La sua bravura con i condimenti nasce da alcuni esperimenti che ha fatto in casa con gli ingredienti che ha portato dai suoi viaggi. Ha cominciato creando delle delle pietanze per sé e la sua morosa e poi, se erano buone, andavano direttamente nel menù. Giocare con i condimenti e crearne sempre di nuovi è interessante sia per Nico che per i suoi clienti, anche se alla fine c’è sempre un elemento costante: il maialino da latte. I locali infatti non gli permetteranno mai di toglierlo dal menù visto che amano la sua interpretazione francese del pasto tradizionale di quest’isola spagnola.
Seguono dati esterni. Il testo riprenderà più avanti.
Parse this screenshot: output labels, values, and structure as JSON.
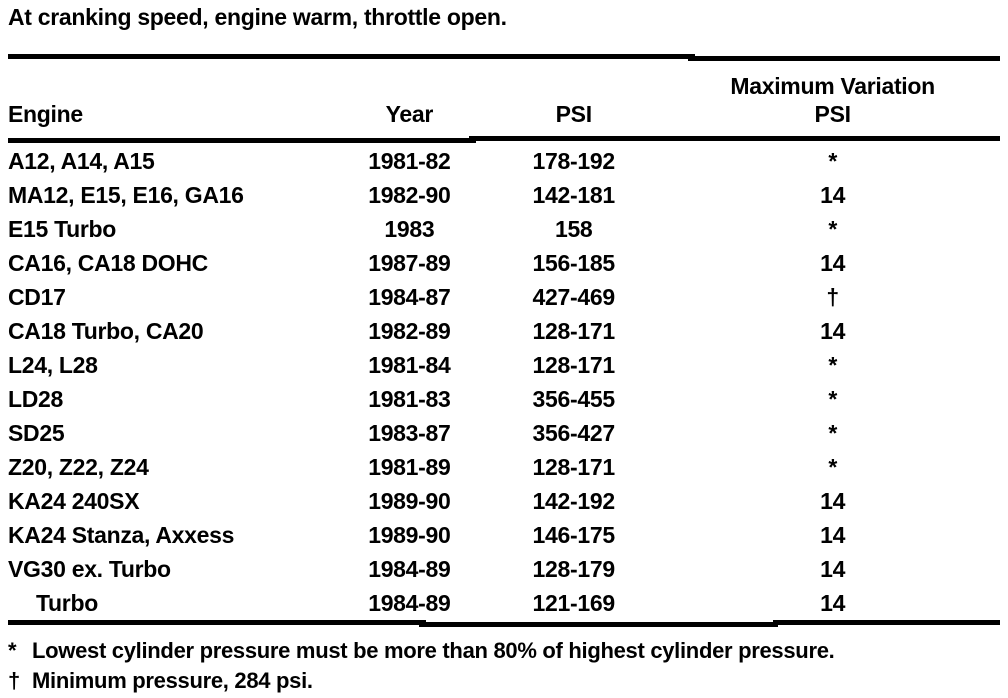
{
  "caption": "At cranking speed, engine warm, throttle open.",
  "table": {
    "header": {
      "engine": "Engine",
      "year": "Year",
      "psi": "PSI",
      "max_variation_line1": "Maximum Variation",
      "max_variation_line2": "PSI"
    },
    "rows": [
      {
        "engine": "A12, A14, A15",
        "year": "1981-82",
        "psi": "178-192",
        "max_variation": "*",
        "indent": false
      },
      {
        "engine": "MA12, E15, E16, GA16",
        "year": "1982-90",
        "psi": "142-181",
        "max_variation": "14",
        "indent": false
      },
      {
        "engine": "E15 Turbo",
        "year": "1983",
        "psi": "158",
        "max_variation": "*",
        "indent": false
      },
      {
        "engine": "CA16, CA18 DOHC",
        "year": "1987-89",
        "psi": "156-185",
        "max_variation": "14",
        "indent": false
      },
      {
        "engine": "CD17",
        "year": "1984-87",
        "psi": "427-469",
        "max_variation": "†",
        "indent": false
      },
      {
        "engine": "CA18 Turbo, CA20",
        "year": "1982-89",
        "psi": "128-171",
        "max_variation": "14",
        "indent": false
      },
      {
        "engine": "L24, L28",
        "year": "1981-84",
        "psi": "128-171",
        "max_variation": "*",
        "indent": false
      },
      {
        "engine": "LD28",
        "year": "1981-83",
        "psi": "356-455",
        "max_variation": "*",
        "indent": false
      },
      {
        "engine": "SD25",
        "year": "1983-87",
        "psi": "356-427",
        "max_variation": "*",
        "indent": false
      },
      {
        "engine": "Z20, Z22, Z24",
        "year": "1981-89",
        "psi": "128-171",
        "max_variation": "*",
        "indent": false
      },
      {
        "engine": "KA24 240SX",
        "year": "1989-90",
        "psi": "142-192",
        "max_variation": "14",
        "indent": false
      },
      {
        "engine": "KA24 Stanza, Axxess",
        "year": "1989-90",
        "psi": "146-175",
        "max_variation": "14",
        "indent": false
      },
      {
        "engine": "VG30 ex. Turbo",
        "year": "1984-89",
        "psi": "128-179",
        "max_variation": "14",
        "indent": false
      },
      {
        "engine": "Turbo",
        "year": "1984-89",
        "psi": "121-169",
        "max_variation": "14",
        "indent": true
      }
    ]
  },
  "footnotes": [
    {
      "marker": "*",
      "text": "Lowest cylinder pressure must be more than 80% of highest cylinder pressure."
    },
    {
      "marker": "†",
      "text": "Minimum pressure, 284 psi."
    }
  ],
  "colors": {
    "ink": "#000000",
    "paper": "#ffffff"
  }
}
Condividere ciò che c’è sul menù

“Il cibo che creo è un mix di tutti i sapori che amo, che ho scoperto e che continuo a scoprire nei miei viaggi.”

Come ci si aspetterebbe da uno che ha imparato così tanto dal mondo, la filosofia di Nico è che il cibo dovrebbe essere condiviso. Lui, infatti, cerca di cerare un’atmosfera dove i clienti si possano sentire a loro agio, lavora sodo perché ci sia un’atmosfera accogliente con un servizio attento, un arredamento piacevole che sia al livello dei suoi piatti, che si distinguono così da quelli degli altri ristoranti. È orgoglioso di ciò che ha raggiunto con Es Taller, al punto che non riuscirebbe mai a lasciarsi tutto alle spalle, come ha fatto con l’Argentina molti anni fa.

Se dovessi mandare in pensione questo ristorante, probabilmente io ci andrei con lui.”

Nico ora sta pensando alla creazione di un orto biologico per Es Taller e sembra proprio che si stia decidendo a stabilirsi permanentemente a Maiorca, ma per un uomo che ha fatto così tante esperienze e che continua a trovare nuove strade da provare, questa sarà soltanto un’altra tappa del suo viaggio culinario.